In an interview with Stella Dimoko Korkus, Fancy Acholonu revealed that for the five years they dated, he never had intimacy with her.
Read excerpt from the interview below:
“I tried my best. He wanted to get back with me as much as I did. We’ve been at this for one year. But he felt since I broke up with him I should do more of the work. I was fine with that but his methods are cruel and constantly public. His sexuality is not the reason I broke up with him. I’m very open minded so regardless of what he prefers, love is love for me. I loved him for his personality and heart nothing more. He didn’t want to be with me intimately which was confusing and difficult for me to understand especially for 5 years so it did affect my self esteem as I kept myself for him and when he would cheat with curvy women he wouldn’t perform with them either so I don’t know, I can’t confirm or deny his sexuality but for me, I loved him despite all and he still found ways to hurt me.”

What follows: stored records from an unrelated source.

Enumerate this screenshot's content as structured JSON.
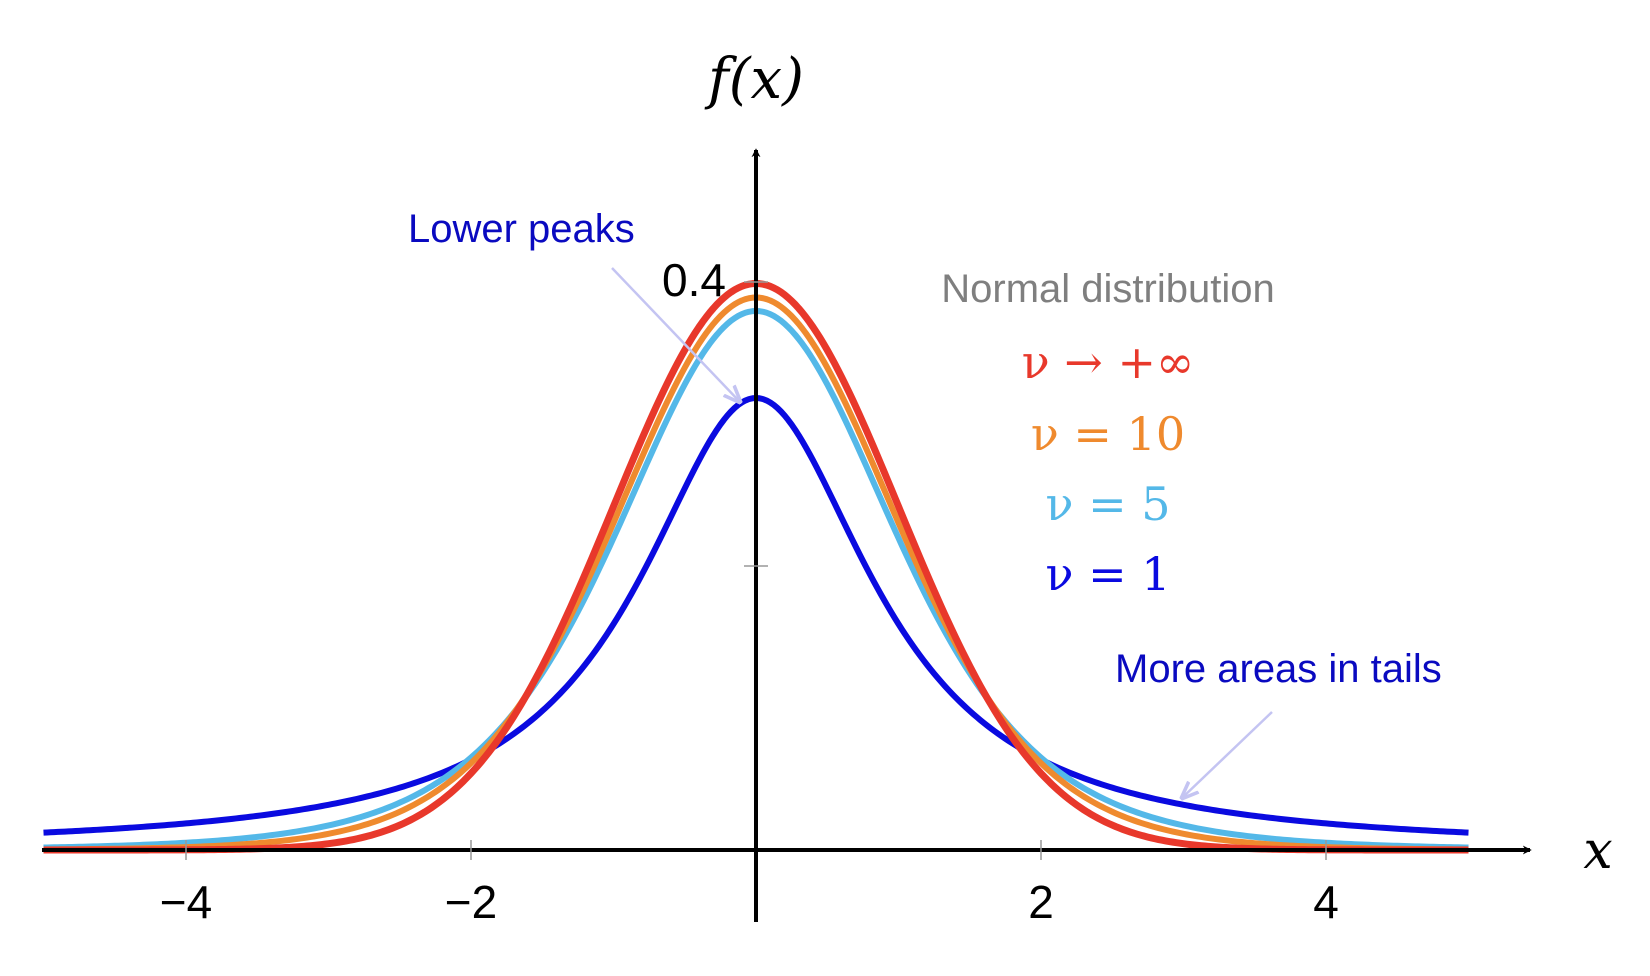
{
  "chart_data": {
    "type": "line",
    "title": "",
    "xlabel": "x",
    "ylabel": "f(x)",
    "xlim": [
      -5,
      5
    ],
    "ylim": [
      0,
      0.4
    ],
    "x_ticks": [
      -4,
      -2,
      2,
      4
    ],
    "x_tick_labels": [
      "−4",
      "−2",
      "2",
      "4"
    ],
    "y_ticks": [
      0.2,
      0.4
    ],
    "y_tick_labels": [
      "",
      "0.4"
    ],
    "grid": false,
    "legend_title": "Normal distribution",
    "legend_position": "top-right",
    "series": [
      {
        "name": "ν → +∞",
        "color": "#e8382b",
        "kind": "normal",
        "peak": 0.399
      },
      {
        "name": "ν = 10",
        "color": "#ef8a2e",
        "kind": "t",
        "nu": 10,
        "peak": 0.389
      },
      {
        "name": "ν = 5",
        "color": "#54b8e8",
        "kind": "t",
        "nu": 5,
        "peak": 0.38
      },
      {
        "name": "ν = 1",
        "color": "#0a0ae0",
        "kind": "t",
        "nu": 1,
        "peak": 0.318
      }
    ],
    "annotations": [
      {
        "text": "Lower peaks",
        "color": "#0a0ac0"
      },
      {
        "text": "More areas in tails",
        "color": "#0a0ac0"
      }
    ],
    "arrow_color": "#c4c4f2",
    "axis_color": "#000000"
  }
}
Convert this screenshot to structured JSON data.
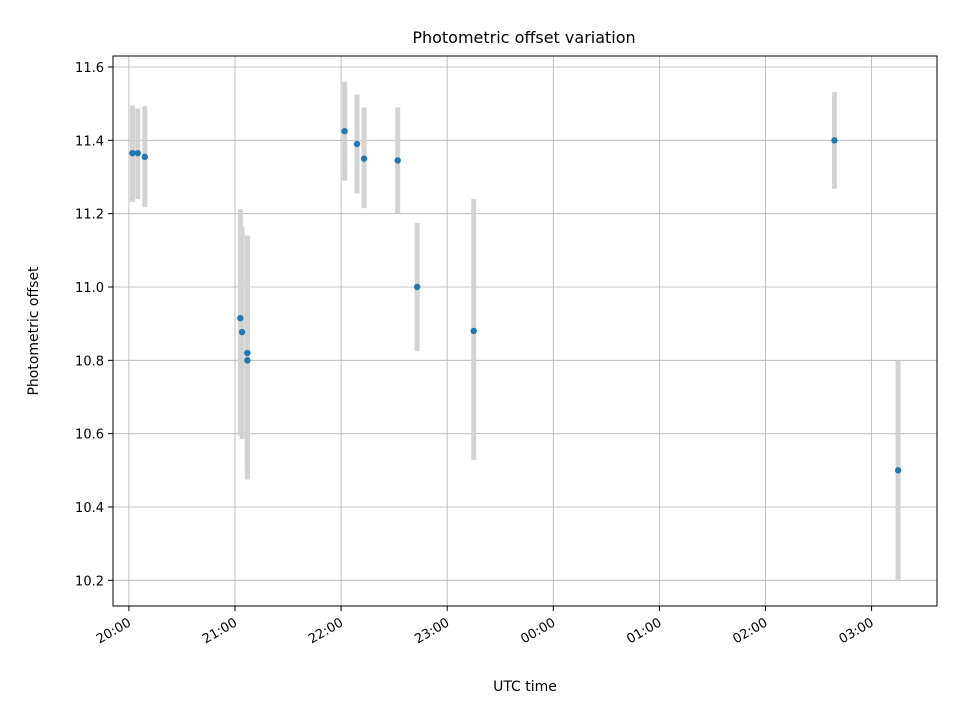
{
  "chart_data": {
    "type": "scatter",
    "title": "Photometric offset variation",
    "xlabel": "UTC time",
    "ylabel": "Photometric offset",
    "grid": true,
    "xlim": [
      "19:51",
      "03:37"
    ],
    "ylim": [
      10.13,
      11.63
    ],
    "x_ticks": [
      "20:00",
      "21:00",
      "22:00",
      "23:00",
      "00:00",
      "01:00",
      "02:00",
      "03:00"
    ],
    "y_ticks": [
      "10.2",
      "10.4",
      "10.6",
      "10.8",
      "11.0",
      "11.2",
      "11.4",
      "11.6"
    ],
    "point_color": "#1f77b4",
    "errorbar_color": "#d3d3d3",
    "points": [
      {
        "x": "20:02",
        "y": 11.365,
        "err_low": 11.232,
        "err_high": 11.495
      },
      {
        "x": "20:05",
        "y": 11.365,
        "err_low": 11.24,
        "err_high": 11.487
      },
      {
        "x": "20:09",
        "y": 11.355,
        "err_low": 11.218,
        "err_high": 11.493
      },
      {
        "x": "21:03",
        "y": 10.915,
        "err_low": 10.595,
        "err_high": 11.212
      },
      {
        "x": "21:04",
        "y": 10.877,
        "err_low": 10.585,
        "err_high": 11.165
      },
      {
        "x": "21:07",
        "y": 10.82,
        "err_low": 10.505,
        "err_high": 11.14
      },
      {
        "x": "21:07",
        "y": 10.8,
        "err_low": 10.475,
        "err_high": 11.1
      },
      {
        "x": "22:02",
        "y": 11.425,
        "err_low": 11.29,
        "err_high": 11.56
      },
      {
        "x": "22:09",
        "y": 11.39,
        "err_low": 11.255,
        "err_high": 11.525
      },
      {
        "x": "22:13",
        "y": 11.35,
        "err_low": 11.215,
        "err_high": 11.49
      },
      {
        "x": "22:32",
        "y": 11.345,
        "err_low": 11.2,
        "err_high": 11.49
      },
      {
        "x": "22:43",
        "y": 11.0,
        "err_low": 10.825,
        "err_high": 11.175
      },
      {
        "x": "23:15",
        "y": 10.88,
        "err_low": 10.528,
        "err_high": 11.24
      },
      {
        "x": "02:39",
        "y": 11.4,
        "err_low": 11.268,
        "err_high": 11.532
      },
      {
        "x": "03:15",
        "y": 10.5,
        "err_low": 10.2,
        "err_high": 10.8
      }
    ]
  }
}
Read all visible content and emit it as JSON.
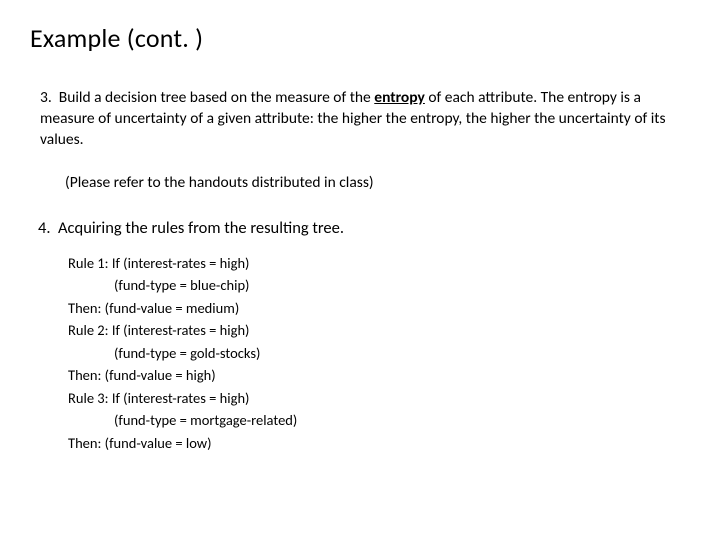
{
  "title": "Example (cont. )",
  "point3": {
    "number": "3.",
    "line_pre": "Build a decision tree based on the measure of the ",
    "entropy_word": "entropy",
    "line_post": " of each attribute. The entropy is a measure of uncertainty of a given attribute: the higher the entropy, the higher the uncertainty of its values."
  },
  "refer": "(Please refer to the handouts distributed in class)",
  "point4": {
    "number": "4.",
    "text": "Acquiring the rules from the resulting tree."
  },
  "rules": {
    "r1_head": "Rule 1: If (interest-rates = high)",
    "r1_cond": "(fund-type = blue-chip)",
    "r1_then": "Then: (fund-value = medium)",
    "r2_head": "Rule 2: If (interest-rates = high)",
    "r2_cond": "(fund-type = gold-stocks)",
    "r2_then": "Then: (fund-value = high)",
    "r3_head": "Rule 3: If (interest-rates = high)",
    "r3_cond": "(fund-type = mortgage-related)",
    "r3_then": "Then: (fund-value = low)"
  }
}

“When I met him I didn’t have much experience so it was easy to convince me that his decision was because of religion. But as he would constantly cheat and yes I caught him, it would hurt me because that’s not part of the religious believe he made our celibacy to be. Honestly this whole thing has been complicated beyond words so it’s unhealthy for me to continue this relationship. I guess I needed this post he begged me to do so that i can see his intention was just to clean up his image.”
When asked to say something to Alexx through this interview, Fancy Acholonu said: “Honestly I don’t know what to say to him. This has to be the most devastating thing I’ve ever been through, and for it to be so public; I pray we both find healing and peace because it won’t be an easy journey. One breakup statement shouldn’t have led to all this. I wish I never said anything but I am human; I was fed up with good reasons. I pray he doesn’t only focus on people’s reactions but evaluate his actions too. I also pray he learns to be real and more forgiving with his next person and not be so consumed with having the perfect image because it’s draining to keep that up. My mental health can’t tolerate our relationship anymore.”